NEWS

Huge security for Putin’s Mt Athos trip

Russian President Vladimir Putin’s visit to Mount Athos this weekend has prompted a huge security operation involving hundreds of people. The Russian leader will arrive at the semi-autonomous monastic republic on the Halkidiki peninsula aboard a destroyer on Saturday morning. His vessel will be flanked by two Russian submarines. Fears of a possible attack by Chechen rebels at one of Orthodox Christianity’s holiest sites have also led to 40 of Putin’s personal bodyguards already arriving to secure the area and set up two-and-a-half tons of telecommunications equipment. Several hundred Greek policemen will help with the security operation. Putin is expected to stay until Sunday, visiting the monasteries of Megisti Lavra, Iviron and the Russian monastery of Saint Panteleimon.
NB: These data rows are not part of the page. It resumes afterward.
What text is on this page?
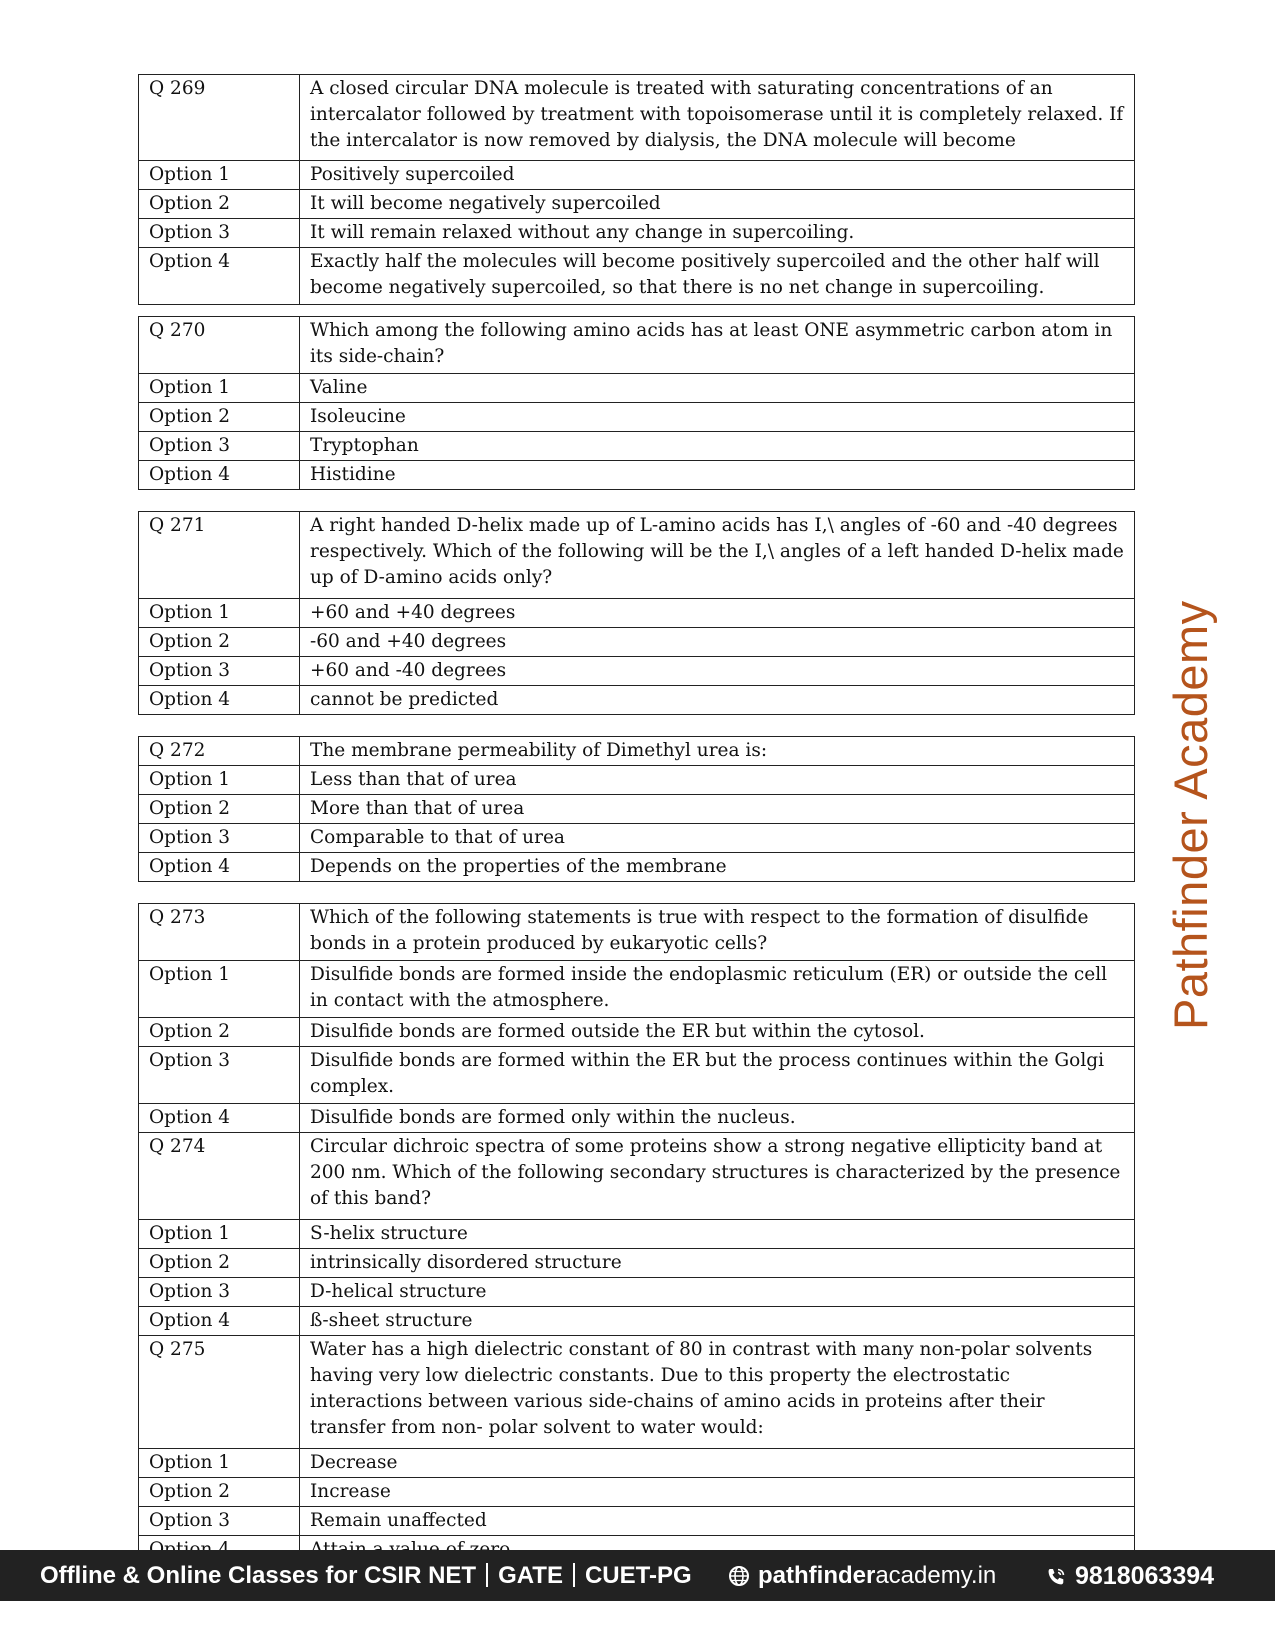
Q 269	A closed circular DNA molecule is treated with saturating concentrations of an intercalator followed by treatment with topoisomerase until it is completely relaxed. If the intercalator is now removed by dialysis, the DNA molecule will become
Option 1	Positively supercoiled
Option 2	It will become negatively supercoiled
Option 3	It will remain relaxed without any change in supercoiling.
Option 4	Exactly half the molecules will become positively supercoiled and the other half will become negatively supercoiled, so that there is no net change in supercoiling.
Q 270	Which among the following amino acids has at least ONE asymmetric carbon atom in its side-chain?
Option 1	Valine
Option 2	Isoleucine
Option 3	Tryptophan
Option 4	Histidine
Q 271	A right handed D-helix made up of L-amino acids has I,\ angles of -60 and -40 degrees respectively. Which of the following will be the I,\ angles of a left handed D-helix made up of D-amino acids only?
Option 1	+60 and +40 degrees
Option 2	-60 and +40 degrees
Option 3	+60 and -40 degrees
Option 4	cannot be predicted
Q 272	The membrane permeability of Dimethyl urea is:
Option 1	Less than that of urea
Option 2	More than that of urea
Option 3	Comparable to that of urea
Option 4	Depends on the properties of the membrane
Q 273	Which of the following statements is true with respect to the formation of disulfide bonds in a protein produced by eukaryotic cells?
Option 1	Disulfide bonds are formed inside the endoplasmic reticulum (ER) or outside the cell in contact with the atmosphere.
Option 2	Disulfide bonds are formed outside the ER but within the cytosol.
Option 3	Disulfide bonds are formed within the ER but the process continues within the Golgi complex.
Option 4	Disulfide bonds are formed only within the nucleus.
Q 274	Circular dichroic spectra of some proteins show a strong negative ellipticity band at 200 nm. Which of the following secondary structures is characterized by the presence of this band?
Option 1	S-helix structure
Option 2	intrinsically disordered structure
Option 3	D-helical structure
Option 4	ß-sheet structure
Q 275	Water has a high dielectric constant of 80 in contrast with many non-polar solvents having very low dielectric constants. Due to this property the electrostatic interactions between various side-chains of amino acids in proteins after their transfer from non- polar solvent to water would:
Option 1	Decrease
Option 2	Increase
Option 3	Remain unaffected

Pathfinder Academy
Offline & Online Classes for CSIR NET GATE CUET-PG	pathfinderacademy.in	9818063394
Ukrainian monks currently outnumber Putin’s countrymen at the monastery and it is thought he will ask Athos’s Holy Assembly to induct more Russian monks. According to sources, Putin plans to announce that Russia will pay for the reconstruction of an abandoned, 900-room hostel at the monastery. He will also present two bells to the church at Karyes, the capital of the all-male Orthodox republic. The Russian president’s visit will be shown live on television in his homeland, a first for Mount Athos. The Russian Consulate in Thessaloniki, about 140 kilometers (87 miles) away, is organizing tours to Mount Athos on Saturday for Russian immigrants to ensure President Putin receives a warm welcome.